Not that her intervention had saved him. She turned away from the window and dug out her viaphone, the latest in gadgets from the SIU labs. It was similar to the wristcom the State Police used, only it had a cell phone and camera attached as well. And all in one palm-sized package. She hit the record button and panned the camera from the doorway she'd kicked open to the window and then down to the body.
"The kite smashed through the living room window and attacked victim at 3.15 a.m. SIU Officer Ryan intervened and drove kite back through window." She hesitated, walking across to squat beside the body. "Victim is male, probably mid-sixties."
She panned the camera down the length of his body and captured the bloody detail of the murder. What remained of his flesh hung in strips, almost indistinguishable from the remnants of his red and white striped pajamas. His eyes were wide, mouth locked into a scream — a look of astonished horror that was now permanently etched into his features.
Why this man? Why not the two men talking in the flat below? Or the woman who'd only just joined her partner in bed? She glanced up and studied the room.
The kite had come straight to this apartment — had obviously wanted this man, and no other.
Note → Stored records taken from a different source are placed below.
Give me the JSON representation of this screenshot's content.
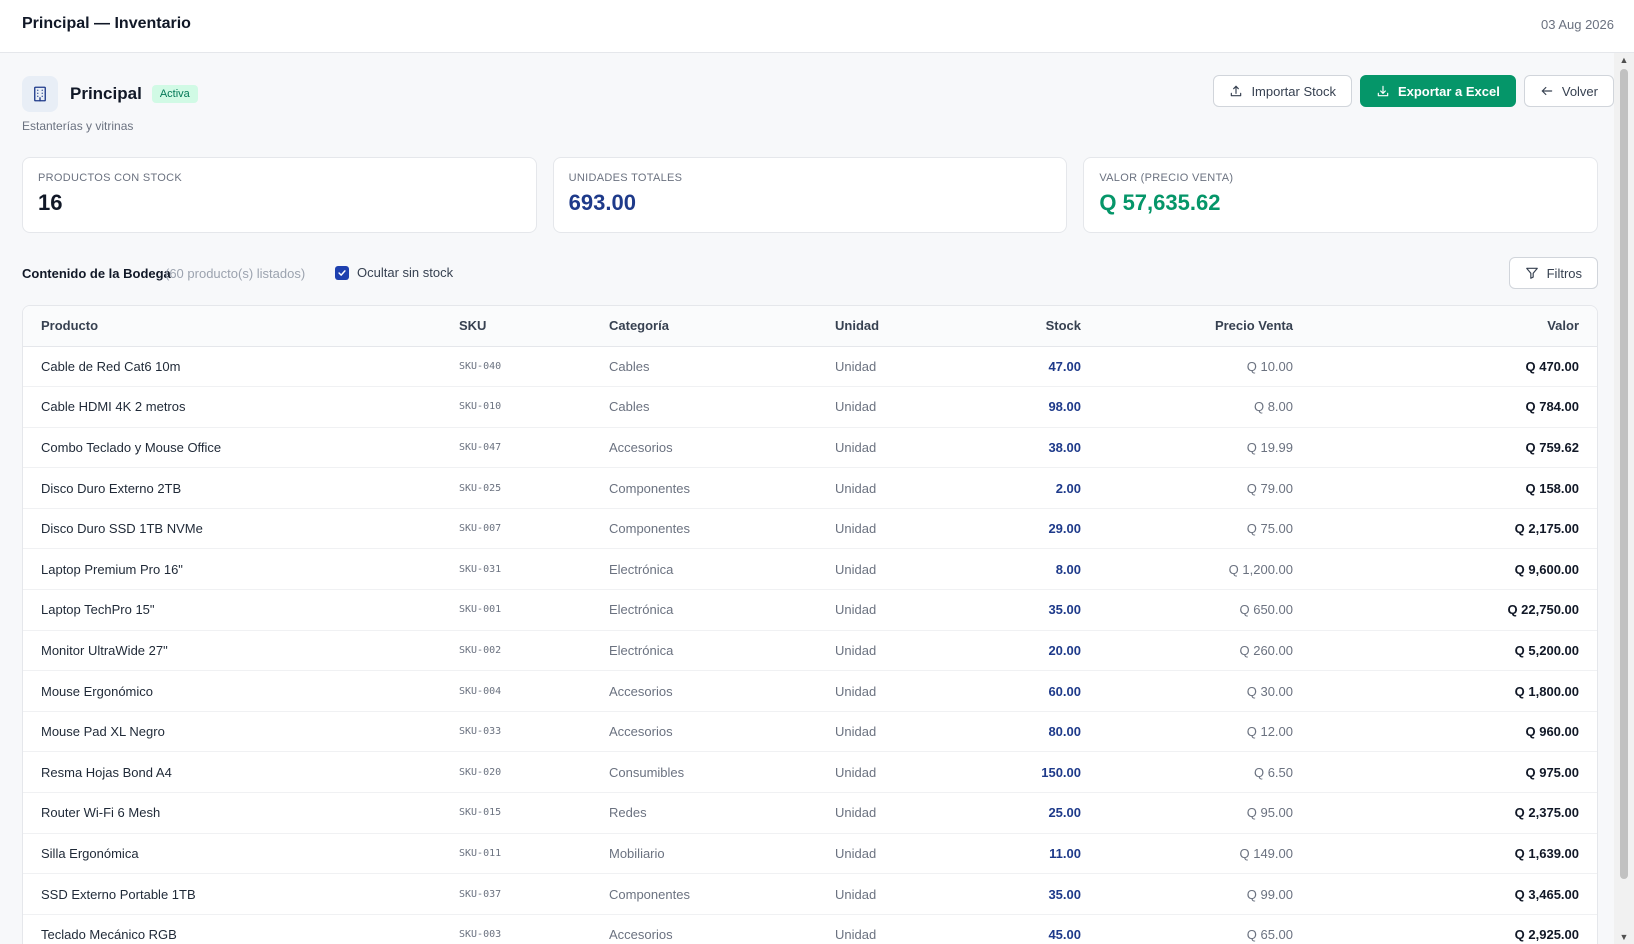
{
  "header": {
    "title": "Principal — Inventario",
    "date": "03 Aug 2026"
  },
  "warehouse": {
    "name": "Principal",
    "status": "Activa",
    "description": "Estanterías y vitrinas",
    "icon": "building-icon"
  },
  "actions": {
    "import_label": "Importar Stock",
    "export_label": "Exportar a Excel",
    "back_label": "Volver"
  },
  "stats": [
    {
      "label": "PRODUCTOS CON STOCK",
      "value": "16",
      "color": "#111827"
    },
    {
      "label": "UNIDADES TOTALES",
      "value": "693.00",
      "color": "#1e3a8a"
    },
    {
      "label": "VALOR (PRECIO VENTA)",
      "value": "Q 57,635.62",
      "color": "#059669"
    }
  ],
  "toolbar": {
    "heading": "Contenido de la Bodega",
    "count": "(60 producto(s) listados)",
    "hide_no_stock_label": "Ocultar sin stock",
    "hide_no_stock_checked": true,
    "filters_label": "Filtros"
  },
  "table": {
    "columns": [
      "Producto",
      "SKU",
      "Categoría",
      "Unidad",
      "Stock",
      "Precio Venta",
      "Valor"
    ],
    "rows": [
      {
        "product": "Cable de Red Cat6 10m",
        "sku": "SKU-040",
        "category": "Cables",
        "unit": "Unidad",
        "stock": "47.00",
        "price": "Q 10.00",
        "value": "Q 470.00"
      },
      {
        "product": "Cable HDMI 4K 2 metros",
        "sku": "SKU-010",
        "category": "Cables",
        "unit": "Unidad",
        "stock": "98.00",
        "price": "Q 8.00",
        "value": "Q 784.00"
      },
      {
        "product": "Combo Teclado y Mouse Office",
        "sku": "SKU-047",
        "category": "Accesorios",
        "unit": "Unidad",
        "stock": "38.00",
        "price": "Q 19.99",
        "value": "Q 759.62"
      },
      {
        "product": "Disco Duro Externo 2TB",
        "sku": "SKU-025",
        "category": "Componentes",
        "unit": "Unidad",
        "stock": "2.00",
        "price": "Q 79.00",
        "value": "Q 158.00"
      },
      {
        "product": "Disco Duro SSD 1TB NVMe",
        "sku": "SKU-007",
        "category": "Componentes",
        "unit": "Unidad",
        "stock": "29.00",
        "price": "Q 75.00",
        "value": "Q 2,175.00"
      },
      {
        "product": "Laptop Premium Pro 16\"",
        "sku": "SKU-031",
        "category": "Electrónica",
        "unit": "Unidad",
        "stock": "8.00",
        "price": "Q 1,200.00",
        "value": "Q 9,600.00"
      },
      {
        "product": "Laptop TechPro 15\"",
        "sku": "SKU-001",
        "category": "Electrónica",
        "unit": "Unidad",
        "stock": "35.00",
        "price": "Q 650.00",
        "value": "Q 22,750.00"
      },
      {
        "product": "Monitor UltraWide 27\"",
        "sku": "SKU-002",
        "category": "Electrónica",
        "unit": "Unidad",
        "stock": "20.00",
        "price": "Q 260.00",
        "value": "Q 5,200.00"
      },
      {
        "product": "Mouse Ergonómico",
        "sku": "SKU-004",
        "category": "Accesorios",
        "unit": "Unidad",
        "stock": "60.00",
        "price": "Q 30.00",
        "value": "Q 1,800.00"
      },
      {
        "product": "Mouse Pad XL Negro",
        "sku": "SKU-033",
        "category": "Accesorios",
        "unit": "Unidad",
        "stock": "80.00",
        "price": "Q 12.00",
        "value": "Q 960.00"
      },
      {
        "product": "Resma Hojas Bond A4",
        "sku": "SKU-020",
        "category": "Consumibles",
        "unit": "Unidad",
        "stock": "150.00",
        "price": "Q 6.50",
        "value": "Q 975.00"
      },
      {
        "product": "Router Wi-Fi 6 Mesh",
        "sku": "SKU-015",
        "category": "Redes",
        "unit": "Unidad",
        "stock": "25.00",
        "price": "Q 95.00",
        "value": "Q 2,375.00"
      },
      {
        "product": "Silla Ergonómica",
        "sku": "SKU-011",
        "category": "Mobiliario",
        "unit": "Unidad",
        "stock": "11.00",
        "price": "Q 149.00",
        "value": "Q 1,639.00"
      },
      {
        "product": "SSD Externo Portable 1TB",
        "sku": "SKU-037",
        "category": "Componentes",
        "unit": "Unidad",
        "stock": "35.00",
        "price": "Q 99.00",
        "value": "Q 3,465.00"
      },
      {
        "product": "Teclado Mecánico RGB",
        "sku": "SKU-003",
        "category": "Accesorios",
        "unit": "Unidad",
        "stock": "45.00",
        "price": "Q 65.00",
        "value": "Q 2,925.00"
      }
    ]
  }
}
What they had to find out now was why.
She rose and walked across to the shelving unit. After sitting the camera on the shelf, she dug a set of gloves out of her pocket and put them on. Then she turned off the radio, picked up the camera and panned it across the photos lining the shelf.
Each photo contained the same four men, either fishing, drinking, or standing around a barbecue. All of them looked to be at least fifty or sixty. She glanced at the body. The only hair the victim had was scraggly wisps of white near either ear. He wasn't in any of these photos, then. Maybe he'd been taking them.
She picked up one framed photograph and then turned at the sound of footsteps. Gabriel entered, his gaze sweeping the room until he found her.
"I could put you on report for your behavior here tonight," he said, stopping just inside the doorway.
Though his face was impassive, his hazel eyes were stormy with anger and, surprisingly, a touch of fear. She fingered the viaphone's off button, then shrugged and left it on record. Procedures stated any and all activity at a crime scene had to be recorded. If that had to include her being told off, then so be it.
"Do it. Maybe then you'll get your wish and be rid of me." She hesitated. What was the point of arguing about it here? There were far more important matters to be worried about — like why the kite attacked this man. "Do you know who our victim is?"
For an instant, it looked as if he might say something more. Then he shoved his hands in his pockets and walked across to the body. "Male, in his mid-sixties, obviously." He glanced around the apartment. "And fairly well off. Those paintings are by Kyle Parker."
She glanced across to the stylized landscapes. To her admittedly untrained eye, a three-year-old could have done a better job. And yet Parker's paintings sold for millions.
"If he could afford those, you'd have thought he'd have installed better security."
"Security doesn't usually stop the kites."
"No, only decapitation or the sun can do that." She frowned down at the body. According to the SIU labs, the kites were some sort of offshoot from the vampire family tree. The SIU researchers were desperate to get their hands on a live specimen to do some tests, but as yet, no one had figured out a way to capture one and stay alive. "This wasn't a random attack. The kite came straight to this apartment."
"Maybe the victim was the only one moving around."
She shook her head. "There was movement in several apartments. The creature ignored them all and came straight here."
He frowned. "There's been no evidence that the kites can be programmed to kill certain individuals."
"But there's been no evidence that they can't, either."